- Je m'interroge M'sieur Claude,
vous avez déjà commenté ce disque lors de vos début au blog ? Je me trompe ou pas ?
- Pas tout à fait, Sonia, j'avais
mentionné l'enregistrement du Sacre du Printemps, seconde mouture, par Karajan,
gravure qui complète ce CD Prokofiev…
- Moui je vois… Dites, pourquoi ce
chef autrichien dans une symphonie de Prokofiev ? Il doit y avoir de beaux
enregistrements russes je pense… ?
- Certes, mais Karajan, qui n'a pourtant
enregistré que la 5ème de Prokofiev et la 10ème de
Chostakovitch, parmi les œuvres maîtresses des compositeurs soviétiques qui lui sont contemporains,
reste quasi insurpassable dans ce répertoire…

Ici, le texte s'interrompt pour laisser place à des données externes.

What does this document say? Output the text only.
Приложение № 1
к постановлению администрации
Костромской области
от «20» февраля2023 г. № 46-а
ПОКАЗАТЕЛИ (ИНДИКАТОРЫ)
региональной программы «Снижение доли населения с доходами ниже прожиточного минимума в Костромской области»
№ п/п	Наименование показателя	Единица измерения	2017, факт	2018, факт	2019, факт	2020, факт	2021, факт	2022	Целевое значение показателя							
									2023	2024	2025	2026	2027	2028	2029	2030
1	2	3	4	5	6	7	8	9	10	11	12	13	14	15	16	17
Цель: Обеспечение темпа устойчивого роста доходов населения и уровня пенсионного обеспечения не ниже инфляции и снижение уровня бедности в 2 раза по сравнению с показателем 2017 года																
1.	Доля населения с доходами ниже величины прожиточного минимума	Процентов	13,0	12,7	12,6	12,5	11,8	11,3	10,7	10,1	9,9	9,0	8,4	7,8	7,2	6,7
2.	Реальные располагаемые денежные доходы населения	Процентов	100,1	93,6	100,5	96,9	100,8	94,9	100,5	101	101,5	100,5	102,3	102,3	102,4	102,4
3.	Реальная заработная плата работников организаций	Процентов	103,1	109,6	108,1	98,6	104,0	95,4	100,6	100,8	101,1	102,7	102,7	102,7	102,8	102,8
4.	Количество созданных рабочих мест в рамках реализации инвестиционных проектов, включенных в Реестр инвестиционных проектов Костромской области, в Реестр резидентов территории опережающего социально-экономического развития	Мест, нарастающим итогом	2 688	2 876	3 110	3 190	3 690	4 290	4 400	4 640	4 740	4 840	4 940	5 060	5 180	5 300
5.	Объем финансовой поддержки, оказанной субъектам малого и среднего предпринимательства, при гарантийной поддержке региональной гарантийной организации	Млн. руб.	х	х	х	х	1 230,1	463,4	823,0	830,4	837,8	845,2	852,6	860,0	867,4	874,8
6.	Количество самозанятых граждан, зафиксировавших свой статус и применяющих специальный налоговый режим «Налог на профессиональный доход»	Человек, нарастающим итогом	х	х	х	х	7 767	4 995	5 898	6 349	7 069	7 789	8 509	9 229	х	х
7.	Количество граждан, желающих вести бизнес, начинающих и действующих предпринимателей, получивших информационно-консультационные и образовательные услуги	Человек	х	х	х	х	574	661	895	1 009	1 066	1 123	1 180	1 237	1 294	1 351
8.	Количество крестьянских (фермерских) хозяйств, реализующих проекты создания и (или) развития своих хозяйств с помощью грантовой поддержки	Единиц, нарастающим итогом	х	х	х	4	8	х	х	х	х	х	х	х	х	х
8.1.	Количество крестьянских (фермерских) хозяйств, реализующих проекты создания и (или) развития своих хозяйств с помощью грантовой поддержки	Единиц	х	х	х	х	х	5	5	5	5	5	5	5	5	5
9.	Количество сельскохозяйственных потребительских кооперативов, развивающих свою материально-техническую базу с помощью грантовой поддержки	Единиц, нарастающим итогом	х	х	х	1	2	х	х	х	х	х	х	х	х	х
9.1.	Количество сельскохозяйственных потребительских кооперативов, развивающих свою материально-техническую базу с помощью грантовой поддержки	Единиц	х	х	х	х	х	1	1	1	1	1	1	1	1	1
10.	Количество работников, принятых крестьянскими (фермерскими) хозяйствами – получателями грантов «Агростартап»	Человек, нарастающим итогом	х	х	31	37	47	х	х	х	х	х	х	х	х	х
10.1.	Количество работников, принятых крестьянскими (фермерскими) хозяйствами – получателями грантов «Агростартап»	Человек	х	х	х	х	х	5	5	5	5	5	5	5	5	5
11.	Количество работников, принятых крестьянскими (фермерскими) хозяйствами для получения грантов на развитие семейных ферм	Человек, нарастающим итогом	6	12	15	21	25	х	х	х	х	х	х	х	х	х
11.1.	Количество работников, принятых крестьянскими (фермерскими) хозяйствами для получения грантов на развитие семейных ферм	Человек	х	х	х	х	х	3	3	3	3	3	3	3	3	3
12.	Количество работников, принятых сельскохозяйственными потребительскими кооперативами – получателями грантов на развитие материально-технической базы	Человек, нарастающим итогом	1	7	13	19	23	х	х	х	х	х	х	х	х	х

- Étrange en effet, y a-t-il une
explication ?
- La rencontre d'un homme et d'une œuvre
marquée l'un et l'autre par la folie de la seconde guerre mondiale... Et puis c'est la
Philharmonie de Berlin, bien supérieure à maints orchestres russes, sans compter
une prise de son exemplaire…
- Heuuu… maintenant que je connais un
peu mieux tout cela, Mravinsky n'a pas laissé un témoignage marquant avec sa
Philharmonie de Leningrad ?
- Et bien ma chère Sonia, je vais bientôt
vous céder mon job !!! Si, je crois, mais c'est quasi introuvable, quant au son, on
peut s'attendre au pire…
Prokofiev : grand amateur d'échec comme tous les russes ! |
La question de Sonia est pertinente. Un orchestre
allemand et un chef autrichien dans une œuvre viscéralement russe, ça peut surprendre. Depuis 1969, date de cet enregistrement,
d'autres gravures ont vu le jour mais aucune n'a renvoyé aux oubliettes le disque
du maestro. Bien évidement il y a eu Rozhdestvensky,
mais la qualité sonore Melodya est
tellement pourrie que, quels que soient les mérites des interprétations, on
reste sur sa faim lors de l'écoute d'une œuvre à l'orchestration luxuriante, une débauche de couleurs orchestrales qui mérite le meilleur son.
J'ai même renvoyé après achat et avec tristesse cette intégrale Rozhdestvensky et le vendeur a admis que…
et remboursé !
Je ne reviens pas sur la personnalité d'Herbert von Karajan, un habitué du blog.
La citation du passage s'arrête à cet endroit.